Her conversion displeased her family, she said, who practiced Cao Dai, a Vietnamese religion. She also grew tired of the government’s control over her life. In 1986, she went to study in Cuba, where she met her husband.

They traveled to Moscow for their honeymoon in 1992, and defected to Canada when their plane stopped in Newfoundland for fuel. Now they live with their two sons, Thomas, 18, and Stephen, 15, near Toronto. Phuc had feared that her injuries would keep her from experiencing both marriage and motherhood.
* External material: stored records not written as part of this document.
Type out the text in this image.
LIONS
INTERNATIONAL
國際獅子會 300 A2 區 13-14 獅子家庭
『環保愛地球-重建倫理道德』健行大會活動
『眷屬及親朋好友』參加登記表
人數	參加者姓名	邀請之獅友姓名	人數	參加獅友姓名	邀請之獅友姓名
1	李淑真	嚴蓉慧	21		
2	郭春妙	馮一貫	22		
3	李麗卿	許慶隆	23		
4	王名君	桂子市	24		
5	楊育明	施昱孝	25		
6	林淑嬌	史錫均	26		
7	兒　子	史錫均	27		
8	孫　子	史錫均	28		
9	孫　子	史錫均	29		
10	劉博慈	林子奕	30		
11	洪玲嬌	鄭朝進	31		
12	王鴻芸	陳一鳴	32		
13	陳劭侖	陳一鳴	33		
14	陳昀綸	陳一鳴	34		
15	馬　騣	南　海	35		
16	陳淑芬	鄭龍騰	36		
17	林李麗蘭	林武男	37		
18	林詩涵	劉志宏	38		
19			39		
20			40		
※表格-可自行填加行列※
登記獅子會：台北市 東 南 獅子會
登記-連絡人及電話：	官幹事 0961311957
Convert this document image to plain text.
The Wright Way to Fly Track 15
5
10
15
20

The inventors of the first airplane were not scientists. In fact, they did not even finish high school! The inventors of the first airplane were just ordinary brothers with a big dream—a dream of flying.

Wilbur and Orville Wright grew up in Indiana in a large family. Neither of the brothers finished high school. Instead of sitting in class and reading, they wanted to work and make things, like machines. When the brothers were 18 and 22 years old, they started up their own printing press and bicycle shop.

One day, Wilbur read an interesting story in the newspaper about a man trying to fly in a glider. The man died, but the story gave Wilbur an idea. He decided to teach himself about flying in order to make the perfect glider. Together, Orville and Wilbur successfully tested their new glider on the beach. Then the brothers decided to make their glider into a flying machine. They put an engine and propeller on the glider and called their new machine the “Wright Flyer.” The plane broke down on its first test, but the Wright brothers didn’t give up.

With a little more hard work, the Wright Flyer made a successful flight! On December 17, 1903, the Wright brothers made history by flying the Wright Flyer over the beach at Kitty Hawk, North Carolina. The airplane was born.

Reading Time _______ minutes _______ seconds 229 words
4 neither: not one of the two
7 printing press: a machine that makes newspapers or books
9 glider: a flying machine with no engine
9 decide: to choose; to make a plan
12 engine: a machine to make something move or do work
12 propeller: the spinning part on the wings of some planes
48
”After I left the hospital, every time I endured the pain and I look at my scars, I never thought in the future no boy [would] love me and marry me, so that I never have the normal life like everyone else,” she said.

Phuc’s scars on her back and arms still hurt, especially when the weather changes. She eats healthy foods, exercises, and tries to distract herself from the pain.

Now 49, Phuc serves as a goodwill ambassador for the United Nations Educational, Scientific and Cultural Organization, or UNESCO, and gives 20 or 25 speeches around the world each year.

“People helped me through — the doctor, nurses,” Phuc said. “People find the way to help me and they give me the future. And so now I really want to give back.”

The iconic photo earned Ut, who was working for the Associated Press, the Pulitzer Prize. Phuc keeps a copy in her house, hidden in a bookcase among magazines. She only looks at it when she is alone.

“It’s horrible, it’s ugly. I can feel the burning, the smell, at that moment,” she said. “I avoid that. It’s my choice. I avoid living that past.”